Le P’tit Hebdo : Nous connaissons Sarah Beck, la journaliste. Pourquoi avez-vous décidé de vous engager en politique ?
Sarah Beck : Je comprends cette question. Je me la suis posée longtemps. Cela fait un moment que je suis sollicitée pour prendre une part au projet politique de la droite israélienne. Mais, je reconnais qu’il est bien plus confortable d’être du côté de ceux qui posent les questions que de celui de ceux qui doivent y répondre.
Je crois que deux éléments m’ont aidé à murir ma décision et à me dire que cette fois, j’étais prête à franchir le pas. Le premier est mon envie de marcher sur les traces de mon grand-père, le Rav Avraham Hazan. Il n’était pas un homme politique, mais après son alya, il est devenu Rabbin des prisons et il a beaucoup écrit sur l’unité dans notre peuple. Il souhaitait que nous fassions des ponts entre nous, que nous cessions de nous déchirer. Être journaliste ne me permet pas de jouer ce rôle de relieur. J’ai voulu concrétiser le souhait de mon grand-père. Si je m’engage en politique, c’est pour faire le lien, pour rassembler.

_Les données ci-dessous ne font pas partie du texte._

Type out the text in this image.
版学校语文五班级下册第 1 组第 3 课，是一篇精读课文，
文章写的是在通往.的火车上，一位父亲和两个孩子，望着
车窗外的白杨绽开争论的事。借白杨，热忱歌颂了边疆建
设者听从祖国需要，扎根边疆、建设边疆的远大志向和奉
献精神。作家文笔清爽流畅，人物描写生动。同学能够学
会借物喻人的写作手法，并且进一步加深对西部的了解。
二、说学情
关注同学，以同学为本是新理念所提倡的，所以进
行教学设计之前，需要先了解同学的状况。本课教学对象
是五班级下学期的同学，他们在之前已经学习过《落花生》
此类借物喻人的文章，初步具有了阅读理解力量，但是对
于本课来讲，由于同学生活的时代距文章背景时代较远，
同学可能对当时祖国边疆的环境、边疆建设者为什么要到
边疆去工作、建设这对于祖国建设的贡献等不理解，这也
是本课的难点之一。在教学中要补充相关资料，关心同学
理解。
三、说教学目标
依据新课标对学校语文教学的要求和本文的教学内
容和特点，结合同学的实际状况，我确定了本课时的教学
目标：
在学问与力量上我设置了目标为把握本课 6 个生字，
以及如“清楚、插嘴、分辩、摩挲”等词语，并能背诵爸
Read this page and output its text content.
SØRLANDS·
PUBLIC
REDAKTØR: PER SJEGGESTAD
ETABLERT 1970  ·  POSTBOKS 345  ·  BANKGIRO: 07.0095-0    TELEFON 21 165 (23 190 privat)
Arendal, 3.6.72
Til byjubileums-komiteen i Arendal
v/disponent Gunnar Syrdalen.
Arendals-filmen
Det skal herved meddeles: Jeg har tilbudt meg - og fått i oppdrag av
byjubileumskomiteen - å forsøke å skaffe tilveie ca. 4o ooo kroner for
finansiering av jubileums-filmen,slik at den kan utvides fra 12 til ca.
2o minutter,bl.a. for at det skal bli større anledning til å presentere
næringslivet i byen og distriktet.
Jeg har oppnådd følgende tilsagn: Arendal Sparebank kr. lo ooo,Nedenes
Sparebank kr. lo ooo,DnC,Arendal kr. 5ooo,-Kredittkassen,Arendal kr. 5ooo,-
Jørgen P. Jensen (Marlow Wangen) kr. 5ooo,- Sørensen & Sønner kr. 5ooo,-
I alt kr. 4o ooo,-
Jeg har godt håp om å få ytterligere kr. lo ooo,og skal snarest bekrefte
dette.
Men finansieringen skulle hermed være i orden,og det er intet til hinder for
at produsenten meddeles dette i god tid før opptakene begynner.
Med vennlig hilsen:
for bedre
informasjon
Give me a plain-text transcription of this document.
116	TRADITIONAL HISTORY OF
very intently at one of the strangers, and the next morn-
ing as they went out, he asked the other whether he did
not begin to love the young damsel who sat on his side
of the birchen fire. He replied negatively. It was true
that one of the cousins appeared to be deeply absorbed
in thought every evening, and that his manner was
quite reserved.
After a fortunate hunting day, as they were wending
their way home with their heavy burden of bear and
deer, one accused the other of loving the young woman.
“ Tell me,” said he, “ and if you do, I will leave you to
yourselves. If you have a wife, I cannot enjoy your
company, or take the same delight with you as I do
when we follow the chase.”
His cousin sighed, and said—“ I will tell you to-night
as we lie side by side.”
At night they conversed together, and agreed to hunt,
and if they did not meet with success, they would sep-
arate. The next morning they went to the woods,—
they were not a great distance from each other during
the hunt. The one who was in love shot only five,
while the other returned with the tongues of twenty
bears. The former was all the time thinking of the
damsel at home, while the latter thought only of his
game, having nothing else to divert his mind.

La deuxième raison, je la puise dans une histoire hassidique. On raconte que lorsque les nazis sont arrivés à Vienne, ils ont voulu humilier les Rabbins. Ils leur ont ordonné de balayer les rues avec de petites balayettes. Les Hassidim, choqués de ce traitement, ont accouru pour remplacer leur rebbe. Le Rabbi de Sadigoura a refusé en disant : « les rues de Vienne aussi appartiennent à Dieu et c’est un honneur de participer à leur entretien. D’ailleurs lorsque nous vivrons en Israël, je balaierai aussi les rues » Et en effet, après la Shoah, le Rabbi de Sadigoura a émigré à Tel-Aviv, et y a balayé les rues pendant des années. Cette histoire m’accompagne parce qu’elle montre à quel point nous devons nous réjouir des petites choses de la vie. Alors que dire du fait d’avoir notre État, de pouvoir mener des débats politiques dans notre pays ? Qui l’aurait imaginé ? Cette chance, nous devons l’honorer.

צילום אריק סולטן
26.01.2020
Lph : Vous avez créé un site Internet autour des histoires hassidiques. Pourquoi est-ce un domaine qui vous attire tant ?
S.B. : J’ai fondé, il y a deux ans, un site, « Zoucha », qui recense les histoires autour des communautés hassidiques, regroupées par thèmes. Ces récits sont incroyables, ils ont tant à nous apporter, et ils nous guident jusqu’à aujourd’hui dans nos actions quotidiennes.
J’ai maintenant pour projet de créer un site identique sur les Sages séfarades. Ce sera aussi un hommage à mon grand-père. Ces grands personnages sont trop souvent ignorés et pourtant, leur sagesse doit être une lumière pour nous.
Lph : Pensez-vous que, de nos jours, on entend peu de paroles véritablement fortes et pleines de sens ?
S.B. : Le Rav Shloush, z »l, ancien grand rabbin de Netanya, disait que si un homme public prend la parole c’est qu’il doit avoir un message à délivrer. Dans ce cas, il s’agit même véritablement d’un devoir pour lui. S’il n’a pas de contenu à transmettre, alors qu’il se taise. Je crois vraiment à ce principe.
Lph : Quels sont pour vous les dossiers prioritaires pour notre société ?
S.B. : Je pense que nous devrions attacher une importance plus grande à la préservation et au développement de l’identité juive. Les Israéliens, dans leur majorité, sont attachés à leurs racines et ne demandent qu’à être reliés en profondeur à celles-ci. Israël est aussi, de ce point de vue, un phare pour les communautés en exil. Ce rôle doit être rempli.
Ensuite, je suis particulièrement préoccupée par le sort des personnes âgées. 90% d’entre elles ne peuvent pas intégrer de maisons de retraite et sont souvent seules. Cette solitude est un fléau. Nous avons les moyens de les aider et nous devons le faire.
Enfin, je souhaiterais travailler pour optimiser l’utilisation de l’argent public dans les médias. Je viens de ce monde et j’en connais les absurdités. Nous pouvons mieux gérer la façon dont nous distribuons l’argent des contribuables.